Both my RPi4 2GB's keep resetting their calculations 4GB runs fine

@vinntec I rebooted mine, came back nicely calculating 4 tasks.
I suspended the last one and also the 2 on wait that were started automatically so it is back running 3 tasks.

OK the ones running only three I will leave as is for now. The others I have reduced to three tasks as you suggested. Let’s see if that makes the 4GB ones more stable. Thanks

Rather bizarrely, since the last reboot the RPi4 4GB with the monitor attached is now showing offline on the monitor - but running 4 jobs with 5 in the queue on the web interface!

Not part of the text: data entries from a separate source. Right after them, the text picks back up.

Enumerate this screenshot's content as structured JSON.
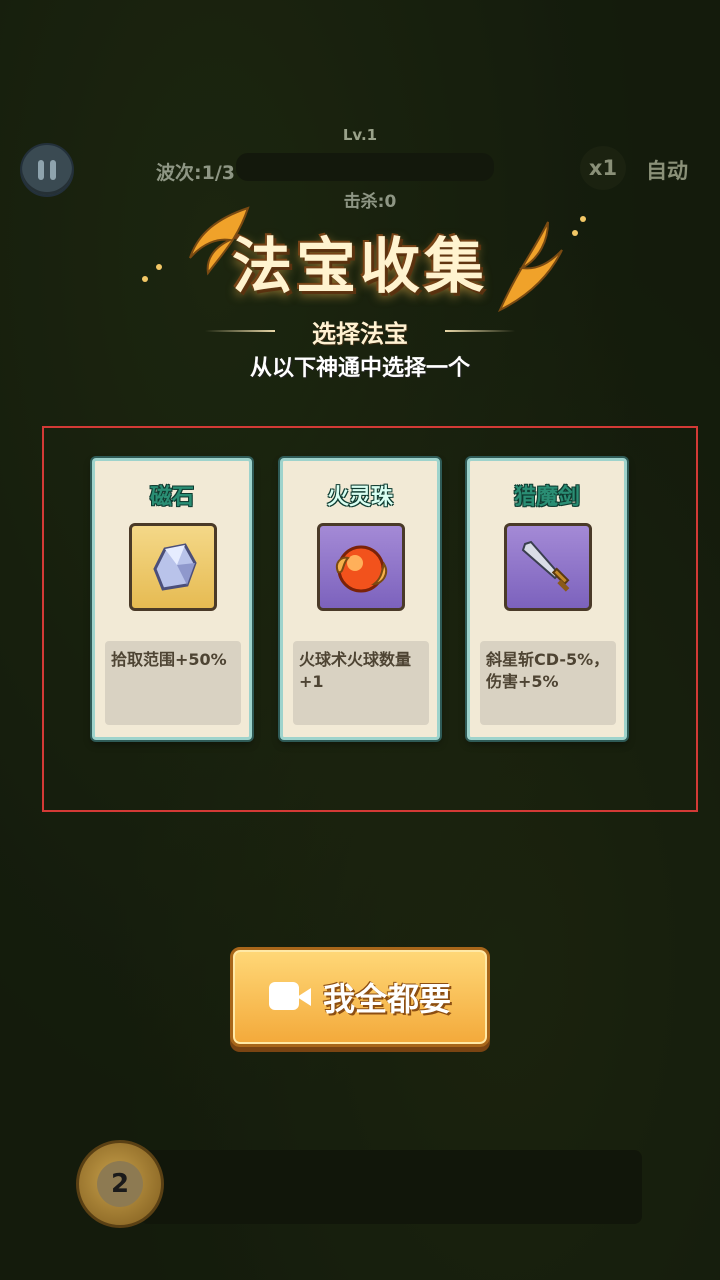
{
  "hud": {
    "level": "Lv.1",
    "wave": "波次:1/3",
    "kills": "击杀:0",
    "speed": "x1",
    "auto": "自动",
    "wave_progress": 0
  },
  "dialog": {
    "title": "法宝收集",
    "subtitle": "选择法宝",
    "instruction": "从以下神通中选择一个"
  },
  "cards": [
    {
      "name": "磁石",
      "description": "拾取范围+50%",
      "icon": "magnet-stone-icon"
    },
    {
      "name": "火灵珠",
      "description": "火球术火球数量+1",
      "icon": "fire-orb-icon"
    },
    {
      "name": "猎魔剑",
      "description": "斜星斩CD-5%，伤害+5%",
      "icon": "sword-icon"
    }
  ],
  "all_button": {
    "label": "我全都要",
    "icon": "video-camera-icon"
  },
  "footer": {
    "count": "2"
  },
  "colors": {
    "accent": "#f3a93a",
    "card_name": "#2a8e74",
    "frame": "#d33a36"
  }
}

I can’t see anything to say why they might reboot from time to time. The rack is not getting hot although I only have the fans in relatively slow speed (because full speed sounds like a helicopter taking off!)

I also see lots of messages of tasks being completed and results uploaded, but the task then disappears and doesn’t appear to get counted. If this is just the interface that is wrong, I can live with that and leave things running.

@vinntec Mine was dropped offline too, both local 7" display and browser (connection not allowed) while running 3 tasks and 4 suspended tasks lined-up. Progress shown before browser screen refresh and on the local display was less then 1 percent for all tasks. A reboot brought it back online and showed some 20% progress on all tasks it had been/was working on so it HAD been calculating it’s 3 tasks while not connected to the outside world.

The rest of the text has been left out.